Stele [griech.] Pfeiler, Säule als Grab- oder Gedenkstein
Die Stelen sind der Anfang einer Sammlung kleiner literarischer Gedenksteine in Form eines Gedichtes jüngst verstorbener Dichter, überwiegend fremdsprachiger, aber auch deutschsprachiger. Ausgangspunkt sind unter anderem aktuelle Todesmeldungen in den poetry news.

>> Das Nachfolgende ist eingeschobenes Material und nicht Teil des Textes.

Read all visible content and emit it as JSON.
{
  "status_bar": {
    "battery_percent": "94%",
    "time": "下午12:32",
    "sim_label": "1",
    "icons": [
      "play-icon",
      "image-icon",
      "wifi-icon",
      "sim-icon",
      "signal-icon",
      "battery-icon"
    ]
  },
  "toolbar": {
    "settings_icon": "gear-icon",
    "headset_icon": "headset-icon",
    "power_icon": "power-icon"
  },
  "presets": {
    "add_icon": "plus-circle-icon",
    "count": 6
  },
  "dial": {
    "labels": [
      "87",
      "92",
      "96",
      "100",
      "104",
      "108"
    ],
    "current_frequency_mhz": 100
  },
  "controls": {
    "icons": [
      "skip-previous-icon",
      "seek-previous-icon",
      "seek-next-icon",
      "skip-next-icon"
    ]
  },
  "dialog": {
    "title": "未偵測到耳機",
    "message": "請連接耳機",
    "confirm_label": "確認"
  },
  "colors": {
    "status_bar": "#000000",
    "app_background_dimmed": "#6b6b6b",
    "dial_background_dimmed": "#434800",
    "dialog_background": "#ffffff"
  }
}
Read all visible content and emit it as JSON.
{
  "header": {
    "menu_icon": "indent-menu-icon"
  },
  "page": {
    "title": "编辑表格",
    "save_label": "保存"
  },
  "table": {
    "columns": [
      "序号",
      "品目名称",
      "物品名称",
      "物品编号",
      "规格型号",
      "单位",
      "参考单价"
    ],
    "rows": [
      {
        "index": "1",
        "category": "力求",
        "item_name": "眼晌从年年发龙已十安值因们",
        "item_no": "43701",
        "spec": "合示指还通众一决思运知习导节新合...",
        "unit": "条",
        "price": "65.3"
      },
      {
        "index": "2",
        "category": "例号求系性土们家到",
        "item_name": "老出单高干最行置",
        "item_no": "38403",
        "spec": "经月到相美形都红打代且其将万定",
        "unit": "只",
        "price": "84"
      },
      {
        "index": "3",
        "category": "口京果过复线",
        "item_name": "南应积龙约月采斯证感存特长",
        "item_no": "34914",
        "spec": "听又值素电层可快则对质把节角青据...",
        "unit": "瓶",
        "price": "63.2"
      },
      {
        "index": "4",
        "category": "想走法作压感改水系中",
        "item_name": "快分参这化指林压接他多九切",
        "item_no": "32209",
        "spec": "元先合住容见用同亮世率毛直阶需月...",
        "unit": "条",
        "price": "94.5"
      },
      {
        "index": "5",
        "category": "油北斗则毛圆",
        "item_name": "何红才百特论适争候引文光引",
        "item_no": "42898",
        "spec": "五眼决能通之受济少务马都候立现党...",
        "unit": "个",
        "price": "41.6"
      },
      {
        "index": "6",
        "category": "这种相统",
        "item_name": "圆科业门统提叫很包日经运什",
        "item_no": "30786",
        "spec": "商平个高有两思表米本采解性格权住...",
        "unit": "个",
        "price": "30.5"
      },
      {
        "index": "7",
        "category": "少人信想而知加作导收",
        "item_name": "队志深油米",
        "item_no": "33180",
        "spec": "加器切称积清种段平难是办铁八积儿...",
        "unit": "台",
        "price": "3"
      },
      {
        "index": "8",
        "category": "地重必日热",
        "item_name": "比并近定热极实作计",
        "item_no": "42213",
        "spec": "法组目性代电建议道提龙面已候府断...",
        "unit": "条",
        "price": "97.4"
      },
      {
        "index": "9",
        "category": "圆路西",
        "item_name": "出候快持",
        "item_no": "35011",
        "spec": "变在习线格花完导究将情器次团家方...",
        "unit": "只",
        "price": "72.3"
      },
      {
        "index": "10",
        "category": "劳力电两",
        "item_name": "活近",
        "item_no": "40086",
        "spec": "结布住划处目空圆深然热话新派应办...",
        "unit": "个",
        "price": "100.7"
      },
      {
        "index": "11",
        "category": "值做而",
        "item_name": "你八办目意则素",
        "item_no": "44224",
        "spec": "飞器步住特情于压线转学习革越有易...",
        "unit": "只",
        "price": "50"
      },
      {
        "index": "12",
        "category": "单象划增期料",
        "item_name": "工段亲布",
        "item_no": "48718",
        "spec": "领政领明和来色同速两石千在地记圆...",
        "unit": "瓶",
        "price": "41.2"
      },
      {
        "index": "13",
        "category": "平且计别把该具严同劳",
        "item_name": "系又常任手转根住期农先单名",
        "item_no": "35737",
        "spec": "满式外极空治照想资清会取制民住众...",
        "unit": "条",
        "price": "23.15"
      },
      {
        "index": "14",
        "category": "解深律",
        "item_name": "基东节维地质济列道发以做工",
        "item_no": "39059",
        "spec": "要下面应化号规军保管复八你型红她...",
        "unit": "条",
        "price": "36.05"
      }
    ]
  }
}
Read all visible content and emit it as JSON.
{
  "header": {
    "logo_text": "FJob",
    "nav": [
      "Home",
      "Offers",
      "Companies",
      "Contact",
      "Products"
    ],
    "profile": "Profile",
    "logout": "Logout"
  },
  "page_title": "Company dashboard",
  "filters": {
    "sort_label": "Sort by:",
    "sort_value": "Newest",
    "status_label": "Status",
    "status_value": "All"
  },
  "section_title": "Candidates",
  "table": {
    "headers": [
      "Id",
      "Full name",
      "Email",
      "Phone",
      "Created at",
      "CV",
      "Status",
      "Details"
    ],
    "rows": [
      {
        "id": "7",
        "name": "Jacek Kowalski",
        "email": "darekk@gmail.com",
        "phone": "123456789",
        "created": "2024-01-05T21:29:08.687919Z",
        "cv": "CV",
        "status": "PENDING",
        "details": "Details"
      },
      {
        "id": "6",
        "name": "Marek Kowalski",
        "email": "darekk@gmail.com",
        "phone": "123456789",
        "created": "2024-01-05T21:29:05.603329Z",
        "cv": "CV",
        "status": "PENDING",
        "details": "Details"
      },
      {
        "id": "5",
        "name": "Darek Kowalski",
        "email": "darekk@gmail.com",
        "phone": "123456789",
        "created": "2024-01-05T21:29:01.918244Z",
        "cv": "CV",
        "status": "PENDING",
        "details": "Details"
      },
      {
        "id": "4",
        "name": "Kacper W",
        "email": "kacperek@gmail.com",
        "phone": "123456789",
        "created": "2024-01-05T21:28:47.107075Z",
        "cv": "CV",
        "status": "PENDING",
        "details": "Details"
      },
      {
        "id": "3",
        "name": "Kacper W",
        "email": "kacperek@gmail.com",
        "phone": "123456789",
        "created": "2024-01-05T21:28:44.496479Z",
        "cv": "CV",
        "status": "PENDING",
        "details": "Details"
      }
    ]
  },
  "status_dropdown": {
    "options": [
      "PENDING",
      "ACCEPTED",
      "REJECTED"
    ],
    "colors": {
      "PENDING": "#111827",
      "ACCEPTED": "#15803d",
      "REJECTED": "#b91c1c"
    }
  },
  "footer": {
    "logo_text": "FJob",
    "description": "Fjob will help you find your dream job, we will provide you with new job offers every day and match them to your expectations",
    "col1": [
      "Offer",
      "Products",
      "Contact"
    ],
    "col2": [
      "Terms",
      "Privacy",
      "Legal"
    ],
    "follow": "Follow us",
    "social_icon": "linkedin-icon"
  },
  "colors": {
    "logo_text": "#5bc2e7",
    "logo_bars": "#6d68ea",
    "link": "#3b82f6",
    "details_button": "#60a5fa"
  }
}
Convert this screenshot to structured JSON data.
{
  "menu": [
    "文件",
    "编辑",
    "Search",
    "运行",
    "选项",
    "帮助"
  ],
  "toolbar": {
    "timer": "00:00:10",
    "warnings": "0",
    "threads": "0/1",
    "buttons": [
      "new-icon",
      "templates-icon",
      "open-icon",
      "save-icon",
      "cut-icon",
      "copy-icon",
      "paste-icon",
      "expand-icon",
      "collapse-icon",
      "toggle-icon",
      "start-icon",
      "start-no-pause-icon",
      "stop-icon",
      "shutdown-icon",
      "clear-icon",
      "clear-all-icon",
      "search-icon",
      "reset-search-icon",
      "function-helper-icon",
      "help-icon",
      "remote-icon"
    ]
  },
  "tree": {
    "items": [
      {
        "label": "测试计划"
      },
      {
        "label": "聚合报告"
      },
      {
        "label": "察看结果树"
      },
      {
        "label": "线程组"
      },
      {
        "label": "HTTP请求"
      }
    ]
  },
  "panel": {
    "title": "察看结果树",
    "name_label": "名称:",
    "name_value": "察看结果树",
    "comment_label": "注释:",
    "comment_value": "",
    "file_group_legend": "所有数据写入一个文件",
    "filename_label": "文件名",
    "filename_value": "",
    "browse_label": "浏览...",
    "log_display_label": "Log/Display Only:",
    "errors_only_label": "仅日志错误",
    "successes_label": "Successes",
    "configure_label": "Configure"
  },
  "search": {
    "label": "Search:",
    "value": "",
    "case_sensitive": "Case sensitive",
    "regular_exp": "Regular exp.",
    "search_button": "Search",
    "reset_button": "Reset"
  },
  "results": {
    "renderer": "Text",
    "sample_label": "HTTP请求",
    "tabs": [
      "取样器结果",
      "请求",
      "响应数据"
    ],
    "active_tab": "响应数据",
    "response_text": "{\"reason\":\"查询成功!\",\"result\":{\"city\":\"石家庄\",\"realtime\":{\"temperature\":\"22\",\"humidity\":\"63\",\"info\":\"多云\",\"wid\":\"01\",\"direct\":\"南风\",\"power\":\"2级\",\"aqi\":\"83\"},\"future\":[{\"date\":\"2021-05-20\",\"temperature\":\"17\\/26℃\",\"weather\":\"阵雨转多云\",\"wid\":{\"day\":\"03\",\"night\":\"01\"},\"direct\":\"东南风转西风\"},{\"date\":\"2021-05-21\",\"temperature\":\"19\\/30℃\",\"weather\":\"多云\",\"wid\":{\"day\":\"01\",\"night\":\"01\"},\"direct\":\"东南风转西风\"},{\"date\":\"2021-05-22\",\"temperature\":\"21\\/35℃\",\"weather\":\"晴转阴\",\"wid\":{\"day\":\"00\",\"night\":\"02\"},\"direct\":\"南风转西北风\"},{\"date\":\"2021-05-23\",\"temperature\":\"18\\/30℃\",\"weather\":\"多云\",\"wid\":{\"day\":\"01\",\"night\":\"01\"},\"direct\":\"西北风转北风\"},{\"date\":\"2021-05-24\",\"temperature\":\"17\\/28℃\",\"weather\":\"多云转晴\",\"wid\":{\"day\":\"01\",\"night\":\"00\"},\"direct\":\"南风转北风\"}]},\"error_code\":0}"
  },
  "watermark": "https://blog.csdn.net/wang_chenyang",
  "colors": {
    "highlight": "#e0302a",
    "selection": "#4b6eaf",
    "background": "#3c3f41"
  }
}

Idee und Konzept: Hans Thill.
(Jesús Maria 1948 – ebenda 2022)
Besuch
hat er unser Haus erreicht.
Wir gehen alle hinaus
um ihn zu umarmen,
weil er Nachrichten von unserem Bruder hat.
Er spricht von trockenen Feldern,
dem Hunger in den Städten,
zeigt Fotos.
Nach dem Mittagessen
tragen wir ihm
die süsseste Frucht des Pflaumenbaums auf.
Und er hat sie gegessen
wenn auch ohne Freude.
Aus dem Spanischen übersetzt von Hans Thill. Aus: Patio solo (Alción Editora, Córdoba/Arg. 1986)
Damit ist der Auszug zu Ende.